Помахав девушке, Барма позвал с собою Егора и поднялся на судно. Там, потеряв прежнюю спесь, притихший, лежал на палубе Каменев. И без того больная его голова от «примочек» Бондаря разболелась еще сильнее.

— Супротив закона идете! Спросится с вас за это, — хрипло выговаривал он, со страхом ожидая, как с ним решат. Может, привяжут камень на шею и — в Сулею?

— Суд рассудит, — сказал Барма и велел выпустить на палубу братьев Гусельниковых. — А ты, братко, паруса раздувай. — Как раз ветерок шумнул, заскучав от безделья, надул поднятые паруса и погнал суденышко вниз по речке. Из трюма, заспанные, помятые, выползли десять братанов Гусельниковых. Руки их были все еще связаны, и вылезали братья по очереди, с помощью Егора. Их и на палубе не развязали: мало ли что взбредет мужикам в головы! Эти десять не в старшего: плечисты, угрюмоваты, на руках — не жилы, вервия. И как их таких могутных скрутил один-разъединственный человечишка, Терентий Каменев? Чем скрутил-то: несчастными двадцатью рублями. Покрепче, чем канатом, связал.
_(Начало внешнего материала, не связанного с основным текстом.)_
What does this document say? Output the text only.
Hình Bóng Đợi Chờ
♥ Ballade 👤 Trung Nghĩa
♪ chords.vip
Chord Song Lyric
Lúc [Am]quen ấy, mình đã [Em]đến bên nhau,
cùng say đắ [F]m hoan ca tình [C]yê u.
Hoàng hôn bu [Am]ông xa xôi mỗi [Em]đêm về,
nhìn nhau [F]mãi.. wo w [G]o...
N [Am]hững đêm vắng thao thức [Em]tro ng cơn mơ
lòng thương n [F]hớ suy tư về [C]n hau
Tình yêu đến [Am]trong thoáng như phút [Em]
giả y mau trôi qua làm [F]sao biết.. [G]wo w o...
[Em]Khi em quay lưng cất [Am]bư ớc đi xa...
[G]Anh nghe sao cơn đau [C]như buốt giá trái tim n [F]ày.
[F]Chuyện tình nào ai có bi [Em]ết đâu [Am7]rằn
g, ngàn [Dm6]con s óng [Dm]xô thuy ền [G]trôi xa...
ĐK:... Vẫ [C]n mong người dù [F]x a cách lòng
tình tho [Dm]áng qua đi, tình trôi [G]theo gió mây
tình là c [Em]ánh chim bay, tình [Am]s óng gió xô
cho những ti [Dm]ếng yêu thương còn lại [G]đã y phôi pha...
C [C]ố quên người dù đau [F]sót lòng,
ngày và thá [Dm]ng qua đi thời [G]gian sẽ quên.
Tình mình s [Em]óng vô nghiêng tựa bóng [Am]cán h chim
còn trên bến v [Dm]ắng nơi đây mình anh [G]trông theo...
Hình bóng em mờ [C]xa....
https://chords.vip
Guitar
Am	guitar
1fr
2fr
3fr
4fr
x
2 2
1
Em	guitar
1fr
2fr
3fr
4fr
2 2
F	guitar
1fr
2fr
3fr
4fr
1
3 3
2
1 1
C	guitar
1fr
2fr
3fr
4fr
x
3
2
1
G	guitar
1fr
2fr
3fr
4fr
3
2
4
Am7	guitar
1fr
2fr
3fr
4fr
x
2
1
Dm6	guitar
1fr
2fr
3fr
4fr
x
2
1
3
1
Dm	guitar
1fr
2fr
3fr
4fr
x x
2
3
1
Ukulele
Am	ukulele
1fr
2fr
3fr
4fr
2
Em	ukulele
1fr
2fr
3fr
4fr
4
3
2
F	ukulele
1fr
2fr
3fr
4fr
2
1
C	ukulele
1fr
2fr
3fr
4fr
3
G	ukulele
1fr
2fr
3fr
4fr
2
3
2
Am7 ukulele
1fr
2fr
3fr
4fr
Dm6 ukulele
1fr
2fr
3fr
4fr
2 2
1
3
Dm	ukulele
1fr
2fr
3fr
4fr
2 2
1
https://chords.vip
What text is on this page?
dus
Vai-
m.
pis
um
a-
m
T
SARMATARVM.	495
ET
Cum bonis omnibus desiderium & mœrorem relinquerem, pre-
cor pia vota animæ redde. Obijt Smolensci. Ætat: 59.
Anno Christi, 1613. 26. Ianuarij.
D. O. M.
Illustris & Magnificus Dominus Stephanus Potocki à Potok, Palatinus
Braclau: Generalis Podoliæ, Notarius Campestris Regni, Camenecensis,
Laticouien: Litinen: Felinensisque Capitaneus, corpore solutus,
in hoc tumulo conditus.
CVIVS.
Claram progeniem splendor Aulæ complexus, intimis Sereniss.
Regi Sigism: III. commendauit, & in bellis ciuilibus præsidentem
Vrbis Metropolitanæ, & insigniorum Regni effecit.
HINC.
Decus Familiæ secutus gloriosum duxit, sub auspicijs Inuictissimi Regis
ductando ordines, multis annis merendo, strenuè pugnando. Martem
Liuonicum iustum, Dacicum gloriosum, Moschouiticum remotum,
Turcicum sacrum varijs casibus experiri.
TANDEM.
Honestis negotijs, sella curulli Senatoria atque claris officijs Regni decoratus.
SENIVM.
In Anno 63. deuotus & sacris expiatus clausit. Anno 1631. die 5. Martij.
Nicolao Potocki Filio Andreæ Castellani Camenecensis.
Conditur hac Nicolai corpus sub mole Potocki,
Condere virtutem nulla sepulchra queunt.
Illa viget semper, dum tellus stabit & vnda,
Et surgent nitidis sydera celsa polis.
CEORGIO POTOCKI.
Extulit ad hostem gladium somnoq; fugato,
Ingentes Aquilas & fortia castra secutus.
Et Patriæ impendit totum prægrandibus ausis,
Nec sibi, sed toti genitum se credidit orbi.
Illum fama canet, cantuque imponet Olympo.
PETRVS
— Втолкуй им, Егор, что теперь они свободны, — сказал Барма, но братья не поверили. Кто ж, по рукам связанный, верит в свободу?

— А свободны, дак развяжи.

— Связаны им были, связанные и судите его, — указал Барма на Каменева. — И этих тоже. Чтоб суд ваш был злее. Купил за два червонца одиннадцать душ себе подобных. Какой участи за это достоин?

— На осину его! Башкой в воду! Топора шея просит! — вскричали братья.

— Ти-ихо! Тихо, говорю вам! — остановил их Барма. — Заслуживает он любой смерти. А токо пущай им сама судьба распорядится. Судьба аль самоеды на берегу. Раздеть лихоимца и — в воду!

Егор и Бондарь тотчас исполнили его приказание. Казак, донага раздетый, плюхнулся через борт и тотчас пошел ко дну. Оказавшись в студеной воде, вынырнул, замахал руками, опять окунулся, почуяв под ногами мель, облегченно перекрестился, но рано: на берегу его ждали туземцы. Молоденькая самоедка что-то кричала Барме. Тот, покосившись на Дашу, двинул бровями: «Молчи!»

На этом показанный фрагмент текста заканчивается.